Patrick Bruel, le charme, le talent et l’ambition
Patrick Bruel. Encore aujourd’hui, séquelle de la Bruelmania des années 90, évoquer son nom suffit à faire grincer bien des dents et à déclencher des salves de « Patriiiiiiiick » qui se voudraient drôles, alors qu’ils sont juste démodés. Pourtant, avec 10 albums studio (sans compter les disques live) et une cinquantaine de rôles – cinéma et théâtre – derrière lui, l’artiste a fait ses preuves et largement prouvé qu’il était bien autre chose que le chanteur à minettes que certains voulaient voir en lui à ses débuts.
Une belle occasion nous est donnée en librairie de découvrir le chanteur-acteur en profondeur, loin des feux de sa récente actualité qui ont pris le mauvais éclairage du fait divers. Frédéric Quinonero, déjà auteur de biographies sur Johnny Hallyday, Michel Sardou, Sheila ou Françoise Hardy, s’est en effet penché sur la carrière et la vie de Patrick Bruel Benguigui (son nom officiel depuis 2003), de sa naissance à Tlemcen, en Algérie, voici 60 ans, à sa dernière tournée triomphale. Un livre écrit d’une plume alerte, dans un style clair et soigné, avec la distance nécessaire pour ne pas tomber dans l’hagiographie et en respect total de l’artiste et de son public.
Tout savoir sur Bruel, sa vie, son œuvre ? Le livre permet en tout cas d’en découvrir bien des aspects. De son enfance déracinée d’enfant pied-noir, de ses coups de foudre adolescents pour ces artistes – Reggiani, Barbara, Sardou… – qui lui donneront envie de suivre cette voie. De ses débuts de comédien, en fils de Roger Hanin dans Le coup de sirocco, ou partenaire de Micheline Boudet dans Le Charimari, pièce de théâtre écrite par Pierrette Bruno. De la naissance du 45 tours qui l’a fait connaître, le fameux Marre de cette nana-là, écrit avec son vieux complice Gérard Presgurvic. Du succès triomphal de son second album Alors regarde. De ses amours compliquées et de sa judéité revendiquée. De ses engagements politiques et humanitaires. De ses passions multiples et activités annexes. Un tour d’horizon qu’on n’oserait jurer exhaustif, mais à coup sûr très complet.

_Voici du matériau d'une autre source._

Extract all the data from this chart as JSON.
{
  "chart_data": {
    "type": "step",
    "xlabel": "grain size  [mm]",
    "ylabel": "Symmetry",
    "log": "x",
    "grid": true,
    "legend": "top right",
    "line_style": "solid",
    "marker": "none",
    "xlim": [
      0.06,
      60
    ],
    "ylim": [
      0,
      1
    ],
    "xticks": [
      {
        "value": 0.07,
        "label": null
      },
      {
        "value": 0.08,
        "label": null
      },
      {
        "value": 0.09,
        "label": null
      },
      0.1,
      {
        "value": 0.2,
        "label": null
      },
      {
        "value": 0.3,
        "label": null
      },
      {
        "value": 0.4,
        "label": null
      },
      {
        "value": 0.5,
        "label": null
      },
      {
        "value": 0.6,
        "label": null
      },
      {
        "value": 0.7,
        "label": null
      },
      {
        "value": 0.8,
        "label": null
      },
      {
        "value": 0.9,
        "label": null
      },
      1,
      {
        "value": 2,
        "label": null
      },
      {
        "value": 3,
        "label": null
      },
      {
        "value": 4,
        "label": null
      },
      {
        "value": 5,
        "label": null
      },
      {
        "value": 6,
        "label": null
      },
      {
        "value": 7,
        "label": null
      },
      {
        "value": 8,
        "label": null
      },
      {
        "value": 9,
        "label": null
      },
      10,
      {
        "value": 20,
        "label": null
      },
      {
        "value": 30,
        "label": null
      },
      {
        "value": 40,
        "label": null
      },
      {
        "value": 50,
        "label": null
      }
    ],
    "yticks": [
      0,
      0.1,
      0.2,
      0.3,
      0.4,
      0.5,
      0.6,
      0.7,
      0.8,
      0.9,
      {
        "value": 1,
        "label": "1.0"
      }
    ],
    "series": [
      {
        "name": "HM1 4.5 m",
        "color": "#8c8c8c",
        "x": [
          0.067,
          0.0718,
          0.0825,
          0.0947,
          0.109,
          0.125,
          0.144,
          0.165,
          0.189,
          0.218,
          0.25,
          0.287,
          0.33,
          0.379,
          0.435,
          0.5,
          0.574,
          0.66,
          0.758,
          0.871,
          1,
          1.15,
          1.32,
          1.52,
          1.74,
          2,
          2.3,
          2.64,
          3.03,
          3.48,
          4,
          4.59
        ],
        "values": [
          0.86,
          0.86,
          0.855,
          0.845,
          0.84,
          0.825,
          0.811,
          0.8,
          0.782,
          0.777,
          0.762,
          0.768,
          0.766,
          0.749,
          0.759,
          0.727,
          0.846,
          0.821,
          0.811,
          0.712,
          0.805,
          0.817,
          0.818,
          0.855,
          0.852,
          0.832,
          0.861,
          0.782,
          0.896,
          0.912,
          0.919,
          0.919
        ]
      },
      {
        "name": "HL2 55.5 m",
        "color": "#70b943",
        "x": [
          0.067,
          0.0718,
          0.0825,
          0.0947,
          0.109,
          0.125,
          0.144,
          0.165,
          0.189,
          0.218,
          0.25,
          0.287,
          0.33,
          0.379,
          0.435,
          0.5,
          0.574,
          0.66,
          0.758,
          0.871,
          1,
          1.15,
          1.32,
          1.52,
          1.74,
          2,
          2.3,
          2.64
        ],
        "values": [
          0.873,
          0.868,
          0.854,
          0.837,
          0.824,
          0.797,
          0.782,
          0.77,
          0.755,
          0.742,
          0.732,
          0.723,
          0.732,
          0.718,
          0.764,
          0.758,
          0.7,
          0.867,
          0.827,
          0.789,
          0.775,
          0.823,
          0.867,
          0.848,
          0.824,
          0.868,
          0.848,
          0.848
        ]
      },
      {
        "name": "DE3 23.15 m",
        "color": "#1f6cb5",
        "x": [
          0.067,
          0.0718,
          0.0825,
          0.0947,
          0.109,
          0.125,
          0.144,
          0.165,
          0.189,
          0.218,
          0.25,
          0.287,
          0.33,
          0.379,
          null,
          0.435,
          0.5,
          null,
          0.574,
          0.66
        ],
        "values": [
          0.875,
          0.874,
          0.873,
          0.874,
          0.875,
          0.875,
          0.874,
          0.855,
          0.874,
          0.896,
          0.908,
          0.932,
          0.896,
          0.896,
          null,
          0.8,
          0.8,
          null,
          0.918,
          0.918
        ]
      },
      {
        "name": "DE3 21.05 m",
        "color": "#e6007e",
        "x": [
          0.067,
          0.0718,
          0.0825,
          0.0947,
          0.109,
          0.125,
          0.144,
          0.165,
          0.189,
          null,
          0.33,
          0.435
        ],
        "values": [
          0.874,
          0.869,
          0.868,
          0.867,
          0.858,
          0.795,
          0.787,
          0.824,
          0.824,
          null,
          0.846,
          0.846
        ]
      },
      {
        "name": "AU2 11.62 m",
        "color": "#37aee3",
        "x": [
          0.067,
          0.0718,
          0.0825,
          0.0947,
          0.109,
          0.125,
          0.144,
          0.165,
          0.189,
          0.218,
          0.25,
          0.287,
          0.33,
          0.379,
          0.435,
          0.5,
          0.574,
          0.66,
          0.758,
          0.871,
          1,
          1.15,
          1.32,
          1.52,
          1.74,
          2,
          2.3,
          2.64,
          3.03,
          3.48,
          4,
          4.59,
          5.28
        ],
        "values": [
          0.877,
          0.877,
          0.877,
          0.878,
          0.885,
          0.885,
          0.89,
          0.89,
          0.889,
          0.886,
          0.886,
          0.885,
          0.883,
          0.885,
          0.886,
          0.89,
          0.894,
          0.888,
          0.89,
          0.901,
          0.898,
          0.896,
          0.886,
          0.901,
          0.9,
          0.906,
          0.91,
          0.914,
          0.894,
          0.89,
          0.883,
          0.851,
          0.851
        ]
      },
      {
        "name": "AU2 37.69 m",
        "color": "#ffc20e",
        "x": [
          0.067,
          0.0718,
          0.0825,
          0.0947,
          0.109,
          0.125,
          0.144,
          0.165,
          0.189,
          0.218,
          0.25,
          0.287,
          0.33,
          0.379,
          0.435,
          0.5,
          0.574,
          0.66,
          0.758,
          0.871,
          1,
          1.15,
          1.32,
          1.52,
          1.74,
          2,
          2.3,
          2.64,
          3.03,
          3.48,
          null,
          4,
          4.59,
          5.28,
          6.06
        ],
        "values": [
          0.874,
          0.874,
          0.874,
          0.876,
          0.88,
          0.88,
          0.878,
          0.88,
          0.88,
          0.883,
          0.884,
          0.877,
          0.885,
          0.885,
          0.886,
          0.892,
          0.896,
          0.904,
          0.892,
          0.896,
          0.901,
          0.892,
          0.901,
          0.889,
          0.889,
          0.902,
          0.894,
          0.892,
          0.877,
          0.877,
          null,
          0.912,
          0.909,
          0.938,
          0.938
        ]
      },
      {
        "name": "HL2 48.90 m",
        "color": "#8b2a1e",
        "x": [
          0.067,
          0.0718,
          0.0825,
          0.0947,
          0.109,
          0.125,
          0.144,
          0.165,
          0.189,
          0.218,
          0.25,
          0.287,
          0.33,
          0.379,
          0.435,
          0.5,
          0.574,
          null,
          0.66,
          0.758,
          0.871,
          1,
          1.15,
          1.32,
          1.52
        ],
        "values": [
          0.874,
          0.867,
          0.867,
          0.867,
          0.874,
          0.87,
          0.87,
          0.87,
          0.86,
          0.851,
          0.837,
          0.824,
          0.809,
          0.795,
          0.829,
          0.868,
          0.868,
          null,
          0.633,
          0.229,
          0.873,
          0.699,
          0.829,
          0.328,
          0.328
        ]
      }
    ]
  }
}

Le livre est le résultat d’un énorme recensement d’extraits de presse, assortis de quelques entretiens éclairés (par exemple, Laurent Chalumeau, écrivain-auteur, ou Roland Romanelli, le fameux accompagnateur de Barbara) et de témoignages de fans. Toutes les déclarations de Bruel sont recoupées et mises en perspectives, en lien avec les paroles de ses chansons, tant il est vrai que l’artiste puise surtout son inspiration dans les événements de sa vie personnelle. Un cahier de photos nous permet de prendre un coup de vieux à la vision de ces images du chanteur frais émoulu. On achève sa lecture par une discographie très complète, recensant toutes les chansons enregistrées, versions espagnoles et participations aux disques collectifs comprises, avec crédit des auteurs ayant prêté leur talent à Bruel (Gérard Presgurvic, Marie-Florence Gros, Félix Gray, Bruno Garcin, Pierre Lapointe…), ainsi qu’une filmographie reprenant l’ensemble des films et téléfilms auxquels la vedette a participé.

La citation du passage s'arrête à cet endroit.